Even though I’ve already made clear that I am less-than-overwhelmed by the thought of Mitt Romney in the White House, I worry that people will start to think I’m a GOP toady.
That’s because I’ve been spending a lot of time providing favorable analysis and commentary on the relative merits of the Ryan budget (particularly proposed reforms to Medicare and Medicaid) compared to President Obama’s statist agenda of class warfare and bigger government.
I’ve already done a couple of TV interviews on Ryanomics vs Obamanomics and the Wall Street Journal this morning published my column explaining the key features of the Ryan budget.
Here are some highlights.
In one of my early paragraphs, I give Ryan credit for steering the GOP back in the right direction after the fiscal recklessness of the Bush years.
…the era of bipartisan big government may have come to an end. Largely thanks to Rep. Paul Ryan and the fiscal blueprint he prepared as chairman of the House Budget Committee earlier this year, the GOP has begun climbing back on the wagon of fiscal sobriety and has shown at least some willingness to restrain the growth of government.
I probably should have also credited the Tea Party, but I’ll try to make up for that omission in the future.
These next couple of sentences are the main point of my column.
The most important headline about the Ryan budget is that it limits the growth rate of federal spending, with outlays increasing by an average of 3.1% annually over the next 10 years. …limiting spending so it grows by 3.1% per year, as Mr. Ryan proposes, quickly leads to less red ink. This is because federal tax revenues are projected by the House Budget Committee to increase 6.6% annually over the next 10 years if the House budget is approved (and this assumes the Bush tax cuts are made permanent).
Some conservatives complain that the Ryan budget doesn’t balance the budget in 10 years. I explain how that could happen, but I then emphasize that what really matters is shrinking the burden of government spending.
To balance the budget within 10 years would require that outlays grow by about 2% each year. …There are many who would prefer that the deficit come down more quickly, but from a jobs and growth perspective, it isn’t the deficit that matters. Rather, what matters for prosperity and living standards is the degree to which labor and capital are used productively. This is why policy makers should focus on reducing the burden of government spending as a share of GDP—leaving more resources in the private economy. The simple way of making this happen is to follow what I’ve been calling the golden rule of good fiscal policy: The private sector should grow faster than the government.

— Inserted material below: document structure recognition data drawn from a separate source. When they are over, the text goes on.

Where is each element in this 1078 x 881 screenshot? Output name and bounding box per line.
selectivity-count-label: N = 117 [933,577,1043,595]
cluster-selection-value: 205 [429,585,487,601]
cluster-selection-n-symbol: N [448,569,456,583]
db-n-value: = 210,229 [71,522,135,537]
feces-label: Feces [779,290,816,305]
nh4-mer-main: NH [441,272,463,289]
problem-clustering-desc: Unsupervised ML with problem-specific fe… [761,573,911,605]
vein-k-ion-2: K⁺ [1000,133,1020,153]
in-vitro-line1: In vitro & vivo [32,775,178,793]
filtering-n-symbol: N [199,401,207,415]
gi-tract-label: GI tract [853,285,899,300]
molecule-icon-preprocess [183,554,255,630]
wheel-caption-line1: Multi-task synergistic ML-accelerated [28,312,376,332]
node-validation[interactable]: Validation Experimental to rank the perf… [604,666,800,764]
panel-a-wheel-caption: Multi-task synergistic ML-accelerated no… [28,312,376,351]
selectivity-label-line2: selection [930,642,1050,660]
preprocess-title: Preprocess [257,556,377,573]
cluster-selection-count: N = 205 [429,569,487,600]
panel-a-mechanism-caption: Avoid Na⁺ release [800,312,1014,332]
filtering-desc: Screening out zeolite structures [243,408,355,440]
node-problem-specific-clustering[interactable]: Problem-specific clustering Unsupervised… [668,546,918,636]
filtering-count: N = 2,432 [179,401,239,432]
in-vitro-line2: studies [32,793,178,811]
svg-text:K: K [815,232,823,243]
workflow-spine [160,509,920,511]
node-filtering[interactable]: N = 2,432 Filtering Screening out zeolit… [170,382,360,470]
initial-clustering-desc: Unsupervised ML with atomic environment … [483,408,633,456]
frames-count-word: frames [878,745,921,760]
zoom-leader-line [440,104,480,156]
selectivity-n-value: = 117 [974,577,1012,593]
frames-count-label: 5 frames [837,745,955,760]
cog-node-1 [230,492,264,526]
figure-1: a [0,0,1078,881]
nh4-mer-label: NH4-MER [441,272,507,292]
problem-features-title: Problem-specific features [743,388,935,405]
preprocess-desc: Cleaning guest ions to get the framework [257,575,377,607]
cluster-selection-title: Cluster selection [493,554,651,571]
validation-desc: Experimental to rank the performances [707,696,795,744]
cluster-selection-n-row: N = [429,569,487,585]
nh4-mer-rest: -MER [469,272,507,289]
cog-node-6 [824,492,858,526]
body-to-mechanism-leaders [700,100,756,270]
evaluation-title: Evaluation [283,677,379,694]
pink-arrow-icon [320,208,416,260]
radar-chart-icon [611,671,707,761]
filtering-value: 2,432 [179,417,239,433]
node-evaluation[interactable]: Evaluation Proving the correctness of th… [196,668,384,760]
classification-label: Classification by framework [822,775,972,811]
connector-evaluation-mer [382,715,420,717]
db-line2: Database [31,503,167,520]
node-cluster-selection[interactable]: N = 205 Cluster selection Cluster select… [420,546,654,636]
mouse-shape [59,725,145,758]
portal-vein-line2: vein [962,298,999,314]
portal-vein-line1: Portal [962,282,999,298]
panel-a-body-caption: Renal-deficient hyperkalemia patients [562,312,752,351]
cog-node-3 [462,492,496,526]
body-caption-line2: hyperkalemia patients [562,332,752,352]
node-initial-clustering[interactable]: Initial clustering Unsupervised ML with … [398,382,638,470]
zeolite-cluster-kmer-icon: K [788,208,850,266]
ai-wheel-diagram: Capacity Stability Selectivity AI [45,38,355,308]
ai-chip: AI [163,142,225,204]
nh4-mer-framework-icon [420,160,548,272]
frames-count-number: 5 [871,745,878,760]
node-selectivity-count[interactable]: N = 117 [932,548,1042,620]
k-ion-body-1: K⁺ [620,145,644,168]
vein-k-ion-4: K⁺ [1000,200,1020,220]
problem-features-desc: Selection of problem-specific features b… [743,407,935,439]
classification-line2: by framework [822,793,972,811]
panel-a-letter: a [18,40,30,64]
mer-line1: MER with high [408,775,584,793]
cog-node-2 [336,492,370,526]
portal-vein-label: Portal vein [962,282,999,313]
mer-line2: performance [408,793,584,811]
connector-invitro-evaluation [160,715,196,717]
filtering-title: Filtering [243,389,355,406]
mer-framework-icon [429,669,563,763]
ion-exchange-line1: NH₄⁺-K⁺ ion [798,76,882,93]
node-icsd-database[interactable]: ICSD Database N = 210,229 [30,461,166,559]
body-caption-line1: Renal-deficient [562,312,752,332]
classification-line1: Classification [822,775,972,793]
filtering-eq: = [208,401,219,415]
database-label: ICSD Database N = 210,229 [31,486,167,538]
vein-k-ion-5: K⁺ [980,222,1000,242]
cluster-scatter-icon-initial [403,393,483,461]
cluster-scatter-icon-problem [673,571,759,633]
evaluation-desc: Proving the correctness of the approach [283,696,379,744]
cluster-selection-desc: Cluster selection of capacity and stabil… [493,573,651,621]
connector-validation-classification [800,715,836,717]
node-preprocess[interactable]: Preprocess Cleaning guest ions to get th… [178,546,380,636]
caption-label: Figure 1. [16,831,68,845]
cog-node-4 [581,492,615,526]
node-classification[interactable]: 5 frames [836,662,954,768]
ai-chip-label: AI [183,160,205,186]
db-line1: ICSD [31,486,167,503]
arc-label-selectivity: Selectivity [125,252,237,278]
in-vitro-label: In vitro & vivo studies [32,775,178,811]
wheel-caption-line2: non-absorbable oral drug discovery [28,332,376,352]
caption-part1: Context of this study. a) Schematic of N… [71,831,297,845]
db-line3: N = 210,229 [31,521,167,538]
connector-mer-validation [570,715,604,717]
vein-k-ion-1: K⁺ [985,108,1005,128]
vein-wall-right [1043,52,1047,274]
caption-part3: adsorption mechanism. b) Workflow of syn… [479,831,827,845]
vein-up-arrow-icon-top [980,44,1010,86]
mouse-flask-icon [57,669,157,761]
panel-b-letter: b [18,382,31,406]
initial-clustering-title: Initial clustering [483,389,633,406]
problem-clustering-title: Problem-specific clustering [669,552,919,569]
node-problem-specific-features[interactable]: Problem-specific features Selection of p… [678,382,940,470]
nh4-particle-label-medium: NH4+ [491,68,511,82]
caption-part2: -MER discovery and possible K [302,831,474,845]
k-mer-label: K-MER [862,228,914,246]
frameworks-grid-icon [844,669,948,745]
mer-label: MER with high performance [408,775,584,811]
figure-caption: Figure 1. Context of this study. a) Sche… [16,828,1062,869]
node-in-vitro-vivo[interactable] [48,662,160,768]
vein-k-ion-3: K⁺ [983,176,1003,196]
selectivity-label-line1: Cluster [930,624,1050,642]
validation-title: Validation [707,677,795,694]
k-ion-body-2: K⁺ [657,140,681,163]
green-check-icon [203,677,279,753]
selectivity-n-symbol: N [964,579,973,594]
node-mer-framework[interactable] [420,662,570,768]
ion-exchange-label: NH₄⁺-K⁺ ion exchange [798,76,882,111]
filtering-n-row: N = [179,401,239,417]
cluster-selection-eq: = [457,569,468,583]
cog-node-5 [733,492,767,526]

Actually, I’ve been calling it Mitchell’s Golden Rule, but I couldn’t bring myself to be that narcissistic and self-aggrandizing on the nation’s most important and influential editorial page.
One final point from the column that’s worth emphasizing is that Ryan does the right kind of entitlement reform.
One of the best features of the Ryan budget is that he reforms the two big health entitlements instead of simply trying to save money. Medicaid gets block-granted to the states, building on the success of welfare reform in the 1990s. And Medicare is modernized by creating a premium-support option for people retiring in 2022 and beyond. This is much better than the traditional Beltway approach of trying to save money with price controls on health-care providers and means testing on health-care consumers. …But good entitlement policy also is a godsend for taxpayers, particularly in the long run. Without reform, the burden of federal spending will jump to 35% of GDP by 2040, compared to 18.75% of output under the Ryan budget.
The last sentence of the excerpt is critical. If the Golden Rule of fiscal policy is to have the private sector grow faster than government, then the Golden Goal is to reduce government spending as a share of GDP.
What makes the Ryan budget so impressive is that it includes the reforms that are needed to avoid this fate.
No, it doesn’t bring the federal government back down to 3 percent of GDP, so it’s not libertarian Nirvana.
But we manage to stay out of fiscal hell, so that counts for something.